The potent integrase inhibitor dolutegravir taken with a single well-tolerated NRTI was able to fully suppress viral load in people initiating antiretroviral treatment for the first time, while dolutegravir alone was able to keep HIV suppressed in most treatment-experienced people who started with undetectable viral load, according to a set of studies presented yesterday at the 15th European AIDS Conference in Barcelona, Spain.

After these presentations, experts offered evidence in favour of and opposed to simplifying treatment by reducing drug burden, disagreeing about whether this strategy is beneficial or too risky.

As people living with HIV continue to face decades on treatment, researchers have attempted to find regimens that are better tolerated, simpler and easier to take. Non-standard antiretroviral therapy (ART) may be especially beneficial for heavily treatment-experienced patients with drug-resistant virus and those who cannot tolerate drug side-effects. Using a single potent drug alone would reduce pill burden and toxicities, but protease inhibitor monotherapy studies to date have yielded conflicting results.

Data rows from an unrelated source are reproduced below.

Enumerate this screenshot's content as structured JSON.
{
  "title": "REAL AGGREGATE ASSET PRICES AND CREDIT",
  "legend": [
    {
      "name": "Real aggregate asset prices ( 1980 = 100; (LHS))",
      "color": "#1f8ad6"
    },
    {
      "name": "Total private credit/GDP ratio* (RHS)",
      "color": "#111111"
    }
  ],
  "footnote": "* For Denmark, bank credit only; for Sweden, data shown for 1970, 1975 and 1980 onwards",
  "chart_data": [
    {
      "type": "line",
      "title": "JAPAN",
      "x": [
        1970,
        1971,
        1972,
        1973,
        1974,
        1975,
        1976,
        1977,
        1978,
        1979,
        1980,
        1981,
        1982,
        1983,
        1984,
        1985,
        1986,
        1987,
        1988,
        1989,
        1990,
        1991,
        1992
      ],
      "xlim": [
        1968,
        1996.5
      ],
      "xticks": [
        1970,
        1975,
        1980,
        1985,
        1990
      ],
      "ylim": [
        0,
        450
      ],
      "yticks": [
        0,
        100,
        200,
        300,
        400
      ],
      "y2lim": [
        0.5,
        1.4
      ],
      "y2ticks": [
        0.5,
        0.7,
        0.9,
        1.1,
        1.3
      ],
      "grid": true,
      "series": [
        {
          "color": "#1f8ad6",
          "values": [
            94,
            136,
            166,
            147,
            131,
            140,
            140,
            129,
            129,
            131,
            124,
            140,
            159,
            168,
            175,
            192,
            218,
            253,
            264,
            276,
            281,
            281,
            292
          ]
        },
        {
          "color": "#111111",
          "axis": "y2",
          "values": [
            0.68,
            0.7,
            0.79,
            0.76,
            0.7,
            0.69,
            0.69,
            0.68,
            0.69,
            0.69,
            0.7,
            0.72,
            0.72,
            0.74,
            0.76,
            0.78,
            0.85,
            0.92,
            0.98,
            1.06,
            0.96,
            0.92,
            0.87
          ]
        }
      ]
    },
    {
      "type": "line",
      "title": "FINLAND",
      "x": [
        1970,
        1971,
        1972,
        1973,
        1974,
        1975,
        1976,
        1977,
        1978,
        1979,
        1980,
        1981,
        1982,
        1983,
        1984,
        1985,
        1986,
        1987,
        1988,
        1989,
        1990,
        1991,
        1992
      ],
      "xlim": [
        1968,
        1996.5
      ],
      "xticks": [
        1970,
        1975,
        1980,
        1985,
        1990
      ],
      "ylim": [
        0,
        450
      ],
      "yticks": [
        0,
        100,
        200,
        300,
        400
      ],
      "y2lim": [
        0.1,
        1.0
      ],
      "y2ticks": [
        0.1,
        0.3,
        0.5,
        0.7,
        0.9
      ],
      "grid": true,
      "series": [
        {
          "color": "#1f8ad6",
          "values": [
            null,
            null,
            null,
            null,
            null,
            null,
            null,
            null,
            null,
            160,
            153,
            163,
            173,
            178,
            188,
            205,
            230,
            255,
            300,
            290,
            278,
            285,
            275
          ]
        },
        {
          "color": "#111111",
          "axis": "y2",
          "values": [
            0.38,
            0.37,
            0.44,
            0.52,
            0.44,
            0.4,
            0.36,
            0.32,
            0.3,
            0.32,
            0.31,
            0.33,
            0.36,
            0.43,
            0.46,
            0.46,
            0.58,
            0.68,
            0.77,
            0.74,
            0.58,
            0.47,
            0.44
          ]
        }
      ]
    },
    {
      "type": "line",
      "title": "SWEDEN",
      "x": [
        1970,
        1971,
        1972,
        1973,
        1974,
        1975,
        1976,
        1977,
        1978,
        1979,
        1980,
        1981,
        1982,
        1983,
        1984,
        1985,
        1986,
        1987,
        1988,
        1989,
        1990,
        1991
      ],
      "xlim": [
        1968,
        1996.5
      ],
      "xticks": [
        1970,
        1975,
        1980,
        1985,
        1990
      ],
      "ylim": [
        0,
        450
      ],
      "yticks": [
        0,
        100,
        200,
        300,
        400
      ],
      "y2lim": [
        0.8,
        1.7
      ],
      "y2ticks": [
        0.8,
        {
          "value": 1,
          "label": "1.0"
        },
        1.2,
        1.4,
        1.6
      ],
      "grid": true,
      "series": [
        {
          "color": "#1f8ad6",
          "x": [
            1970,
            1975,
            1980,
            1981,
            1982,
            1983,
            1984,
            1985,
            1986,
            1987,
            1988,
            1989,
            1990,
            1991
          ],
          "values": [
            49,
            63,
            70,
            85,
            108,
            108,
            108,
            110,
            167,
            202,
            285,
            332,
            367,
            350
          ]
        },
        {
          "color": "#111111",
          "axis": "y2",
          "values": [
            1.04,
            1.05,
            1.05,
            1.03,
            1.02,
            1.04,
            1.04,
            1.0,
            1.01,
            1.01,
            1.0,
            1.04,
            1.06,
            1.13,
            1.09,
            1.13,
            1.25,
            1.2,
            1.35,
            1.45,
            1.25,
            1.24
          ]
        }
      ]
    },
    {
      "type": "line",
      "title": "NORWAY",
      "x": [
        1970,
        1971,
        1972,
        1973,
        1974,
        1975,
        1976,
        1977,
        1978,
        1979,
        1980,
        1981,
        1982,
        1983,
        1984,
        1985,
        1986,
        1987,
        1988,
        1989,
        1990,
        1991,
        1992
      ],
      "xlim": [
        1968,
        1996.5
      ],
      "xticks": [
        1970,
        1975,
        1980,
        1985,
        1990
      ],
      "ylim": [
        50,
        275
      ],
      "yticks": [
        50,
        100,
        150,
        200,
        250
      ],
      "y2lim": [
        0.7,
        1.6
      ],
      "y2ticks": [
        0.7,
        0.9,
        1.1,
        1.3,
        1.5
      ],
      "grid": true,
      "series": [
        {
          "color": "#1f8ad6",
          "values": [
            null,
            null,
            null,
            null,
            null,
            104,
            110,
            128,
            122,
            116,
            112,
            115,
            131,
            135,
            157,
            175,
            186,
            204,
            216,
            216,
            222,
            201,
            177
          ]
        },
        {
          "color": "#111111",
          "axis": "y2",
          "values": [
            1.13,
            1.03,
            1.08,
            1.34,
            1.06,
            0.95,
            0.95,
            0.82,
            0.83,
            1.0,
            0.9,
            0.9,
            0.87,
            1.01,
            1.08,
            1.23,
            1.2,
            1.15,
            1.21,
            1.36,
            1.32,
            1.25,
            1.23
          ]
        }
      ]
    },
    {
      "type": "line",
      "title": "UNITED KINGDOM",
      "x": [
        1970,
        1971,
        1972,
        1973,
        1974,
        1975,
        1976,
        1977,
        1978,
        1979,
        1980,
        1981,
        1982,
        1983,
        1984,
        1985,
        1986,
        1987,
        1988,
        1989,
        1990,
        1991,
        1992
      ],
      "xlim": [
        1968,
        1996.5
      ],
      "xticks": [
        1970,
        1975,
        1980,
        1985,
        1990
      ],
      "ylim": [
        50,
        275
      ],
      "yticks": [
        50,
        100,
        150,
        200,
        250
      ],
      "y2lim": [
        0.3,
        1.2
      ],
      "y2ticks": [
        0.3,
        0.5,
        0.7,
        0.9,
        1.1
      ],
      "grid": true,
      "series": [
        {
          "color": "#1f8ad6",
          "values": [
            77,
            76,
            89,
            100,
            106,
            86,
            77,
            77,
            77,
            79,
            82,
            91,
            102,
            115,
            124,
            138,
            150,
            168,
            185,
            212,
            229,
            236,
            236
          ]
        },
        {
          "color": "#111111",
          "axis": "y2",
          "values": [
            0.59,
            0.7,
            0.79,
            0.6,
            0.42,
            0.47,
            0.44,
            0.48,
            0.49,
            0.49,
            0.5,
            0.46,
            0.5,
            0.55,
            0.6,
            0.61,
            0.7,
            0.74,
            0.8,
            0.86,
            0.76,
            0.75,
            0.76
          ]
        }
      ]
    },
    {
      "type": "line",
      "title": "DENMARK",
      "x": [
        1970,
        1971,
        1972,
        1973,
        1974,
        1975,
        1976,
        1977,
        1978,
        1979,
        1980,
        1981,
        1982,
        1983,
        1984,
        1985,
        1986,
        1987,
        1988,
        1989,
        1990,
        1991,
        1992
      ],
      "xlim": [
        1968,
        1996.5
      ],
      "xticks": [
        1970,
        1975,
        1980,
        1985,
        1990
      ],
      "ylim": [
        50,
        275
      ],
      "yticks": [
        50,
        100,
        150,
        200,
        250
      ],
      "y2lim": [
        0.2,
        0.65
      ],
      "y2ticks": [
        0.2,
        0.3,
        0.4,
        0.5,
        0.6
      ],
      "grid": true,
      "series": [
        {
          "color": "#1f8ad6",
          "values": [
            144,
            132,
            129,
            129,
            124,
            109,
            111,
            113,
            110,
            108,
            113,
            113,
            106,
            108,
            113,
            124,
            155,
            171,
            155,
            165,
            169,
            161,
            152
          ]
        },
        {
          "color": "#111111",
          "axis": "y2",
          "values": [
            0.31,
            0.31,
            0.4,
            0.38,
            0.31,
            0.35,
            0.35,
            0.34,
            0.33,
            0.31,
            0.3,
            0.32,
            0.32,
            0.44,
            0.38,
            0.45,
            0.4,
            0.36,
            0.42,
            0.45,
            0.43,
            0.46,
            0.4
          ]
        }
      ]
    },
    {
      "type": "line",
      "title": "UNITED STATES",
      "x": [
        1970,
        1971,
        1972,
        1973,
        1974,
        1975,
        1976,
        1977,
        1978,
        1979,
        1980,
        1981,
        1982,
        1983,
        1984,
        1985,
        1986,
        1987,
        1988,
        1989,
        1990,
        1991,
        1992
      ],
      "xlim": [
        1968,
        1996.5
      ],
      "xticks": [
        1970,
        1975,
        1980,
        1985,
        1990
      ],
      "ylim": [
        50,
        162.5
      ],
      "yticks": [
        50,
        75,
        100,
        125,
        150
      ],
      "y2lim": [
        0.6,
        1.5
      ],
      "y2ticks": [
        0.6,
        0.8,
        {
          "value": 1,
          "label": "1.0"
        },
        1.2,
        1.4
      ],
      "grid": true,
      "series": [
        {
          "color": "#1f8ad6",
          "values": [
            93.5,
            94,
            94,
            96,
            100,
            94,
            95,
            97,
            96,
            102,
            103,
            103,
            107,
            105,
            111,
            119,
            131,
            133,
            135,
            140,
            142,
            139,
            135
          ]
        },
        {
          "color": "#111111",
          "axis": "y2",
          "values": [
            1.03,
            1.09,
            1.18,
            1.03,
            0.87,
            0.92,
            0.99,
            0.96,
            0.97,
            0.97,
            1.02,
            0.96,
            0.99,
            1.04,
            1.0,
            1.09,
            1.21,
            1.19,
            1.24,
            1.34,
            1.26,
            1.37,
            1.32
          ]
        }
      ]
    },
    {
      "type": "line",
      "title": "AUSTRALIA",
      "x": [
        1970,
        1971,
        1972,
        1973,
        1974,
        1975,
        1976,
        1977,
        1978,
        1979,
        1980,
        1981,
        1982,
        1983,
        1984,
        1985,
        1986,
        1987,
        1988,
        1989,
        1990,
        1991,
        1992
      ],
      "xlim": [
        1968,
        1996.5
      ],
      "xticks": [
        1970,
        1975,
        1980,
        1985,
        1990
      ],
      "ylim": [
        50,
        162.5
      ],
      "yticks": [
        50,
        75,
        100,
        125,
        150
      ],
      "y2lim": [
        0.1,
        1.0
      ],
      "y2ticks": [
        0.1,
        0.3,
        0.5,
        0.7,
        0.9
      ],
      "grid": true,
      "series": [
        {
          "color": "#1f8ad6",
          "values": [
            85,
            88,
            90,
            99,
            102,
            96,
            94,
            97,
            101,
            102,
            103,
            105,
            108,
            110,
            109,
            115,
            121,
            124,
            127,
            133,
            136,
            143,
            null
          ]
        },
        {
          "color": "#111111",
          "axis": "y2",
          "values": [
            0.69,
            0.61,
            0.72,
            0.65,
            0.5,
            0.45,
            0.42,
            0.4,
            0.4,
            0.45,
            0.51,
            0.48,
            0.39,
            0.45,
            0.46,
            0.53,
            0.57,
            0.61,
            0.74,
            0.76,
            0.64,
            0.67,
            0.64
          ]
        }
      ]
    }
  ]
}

ViiV Healthcare's integrase inhibitor dolutegravir (Tivicay, also in the Triumeq single-tablet regimen) has demonstrated potent antiviral activity – reducing viral load by an impressive 2.5 log10 in an early 10-day monotherapy study – and a high barrier to resistance, making it an attractive prospect for streamlined therapy. It is well-tolerated and does not have the toxicities and drug-drug interactions seen with the protease inhibitor class.